New Jersey Law Requires Health Data Encryption – Sort Of
New Jersey enacted a new law which requires data encryption (see bill information) as a response to the health care data breaches – I assume like Anthem.
The bill is short, only 4 pages, but, at least to me, that does not make things very clear.
The bill covers health insurance carriers, but then defines them this way:
“Health insurance carrier” means an insurance company, health service corporation, hospital service corporation, medical service corporation, or health maintenance organization authorized to issue health benefits plans in this State.
It defines personal information in a pretty normal way:
“Personal information” means an individual’s first name or first initial and last name linked with any one or more of the following data elements: (1) Social Security number; (2) driver’s license number or State identification card number; (3) address; or (4) identifiable health information.

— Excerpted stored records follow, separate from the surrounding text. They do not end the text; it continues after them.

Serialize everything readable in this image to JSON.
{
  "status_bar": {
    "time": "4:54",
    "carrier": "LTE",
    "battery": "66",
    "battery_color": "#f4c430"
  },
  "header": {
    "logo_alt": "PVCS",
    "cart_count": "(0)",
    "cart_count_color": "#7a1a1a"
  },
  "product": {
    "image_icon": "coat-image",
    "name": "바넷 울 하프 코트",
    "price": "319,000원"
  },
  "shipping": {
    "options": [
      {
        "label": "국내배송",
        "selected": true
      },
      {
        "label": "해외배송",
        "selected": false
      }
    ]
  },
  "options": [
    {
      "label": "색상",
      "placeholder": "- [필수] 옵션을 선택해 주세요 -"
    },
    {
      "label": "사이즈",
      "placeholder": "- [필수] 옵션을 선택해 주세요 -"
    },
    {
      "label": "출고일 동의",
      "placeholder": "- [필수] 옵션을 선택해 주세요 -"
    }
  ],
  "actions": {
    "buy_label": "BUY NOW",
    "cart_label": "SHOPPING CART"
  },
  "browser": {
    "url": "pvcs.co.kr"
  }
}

Dissociated data that, if linked, would constitute personal information is personal information if the means to link the dissociated data were accessed in connection with access to the dissociated data.
Then it says that a health insurance carrier shall not compile or maintain computerized records that include personal information unless that information is secured by encryption. So far, so good.
But then it says that it only applies to end user computer systems and computerized records transmitted across public networks.
Fines, according to King & Spalding, are $10,000 for the first offense and $20,000 for subsequent offenses. What is not clear to me is whether, if you have 5 computers in the office, that counts as 5 offenses.
What is also not clear is whether whole disk encryption like Microsoft’s Bitlocker (or their Android and iPhone equivalents) count to make you compliant. Malware will likely cut through those like a hot knife through butter, because the malware is acting as your agent and you are allowed to see the data unencrypted.
Yet, the data is encrypted, so you likely would not be liable. Maybe.
Also, this offers ZERO protection against Anthem and Premera style attacks since those went after servers and not end user computers.
My reading would suggest that it does include mobile devices like phones and pads, so that is probably good.
Unfortunately, I think this is an example of lawmakers, who really don’t understand technology, trying really hard to do something useful, but kind of missing the mark. It definitely helps because lost laptops, phones and pads really do happen – a lot – but it will have no effect on the big breaches that you see on the news.